This is one of the most common sub-canopy trees in the Tawa native bush reserves.
Source of names:
Genus Melicytus. From Greek ‘meli’ = honey and ‘kytos’ = hollow container. It refers to the staminal nectaries of the flowers. (‘honey cave’). Species = ramiflorus meaning flowers are borne from branches.

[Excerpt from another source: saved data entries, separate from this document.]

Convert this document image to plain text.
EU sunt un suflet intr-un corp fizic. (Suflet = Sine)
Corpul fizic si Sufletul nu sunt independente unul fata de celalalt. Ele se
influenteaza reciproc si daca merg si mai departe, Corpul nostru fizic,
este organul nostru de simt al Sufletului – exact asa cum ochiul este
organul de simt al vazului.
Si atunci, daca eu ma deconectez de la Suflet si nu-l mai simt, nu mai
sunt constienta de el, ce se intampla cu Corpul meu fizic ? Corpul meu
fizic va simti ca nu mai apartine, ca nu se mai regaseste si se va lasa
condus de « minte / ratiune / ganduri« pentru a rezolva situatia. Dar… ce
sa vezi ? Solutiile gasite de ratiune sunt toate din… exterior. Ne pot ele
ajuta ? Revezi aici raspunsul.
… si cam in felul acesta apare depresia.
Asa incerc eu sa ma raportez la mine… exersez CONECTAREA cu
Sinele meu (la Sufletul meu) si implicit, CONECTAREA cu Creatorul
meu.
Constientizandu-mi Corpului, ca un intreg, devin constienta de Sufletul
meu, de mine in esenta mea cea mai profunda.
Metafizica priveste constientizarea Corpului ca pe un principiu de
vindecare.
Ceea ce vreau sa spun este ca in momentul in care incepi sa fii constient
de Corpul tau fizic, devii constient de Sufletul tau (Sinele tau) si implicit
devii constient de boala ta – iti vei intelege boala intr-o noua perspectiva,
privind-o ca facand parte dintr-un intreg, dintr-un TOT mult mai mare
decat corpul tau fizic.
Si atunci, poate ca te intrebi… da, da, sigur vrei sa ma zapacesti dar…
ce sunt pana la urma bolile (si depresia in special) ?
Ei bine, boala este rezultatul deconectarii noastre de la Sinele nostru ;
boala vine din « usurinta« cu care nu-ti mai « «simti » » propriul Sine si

Māhoe. ‘Ma’ = shame, ‘hoe’ = paddle, meaning, don’t use the wood for paddles.
Whitey wood refers to the light-coloured wood.
- produce white, brittle wood
- dark green leaves with finely serrated edges
- aromatic cream-coloured flowers grow out directly from the wood (termed ‘ramiflory’)
- violet-coloured fruit are consumed by tūī, kererū and gecko lizards
- distinctive leaf skeletons adorn the leaf litter below the trees.
Leaves infected by epiphytic alga
Commonly, the surfaces of māhoe leaves are infested by ‘Cephaleuros algal leaf spot’ which is an epiphytic alga. While the spots look unsightly, it is considered that this does minimal damage to the tree.
Epicormic shoots in māhoe
Some native trees, such as māhoe, when they become stressed by drought, browsing, or damage caused by wind or fire, the tree sends out epicormic shoots from buds underneath the bark. This is especially evident in some of the māhoe trees near tracks in Redwood Bush.
Uses of māhoe by Māori and early Europeans
- wood was used for the friction method in fire lighting, rubbing it with a piece of harder wood such as tōtara or kaikōmako
- brittle timber used for firewood
- liquid from boiled leaves was used for rheumatism, scabies and to help menstruation and diarrhoea
- berries were mixed with kauri gum to create a pigment for tattoos
- early Europeans burned māhoe wood to produce charcoal for gunpowder.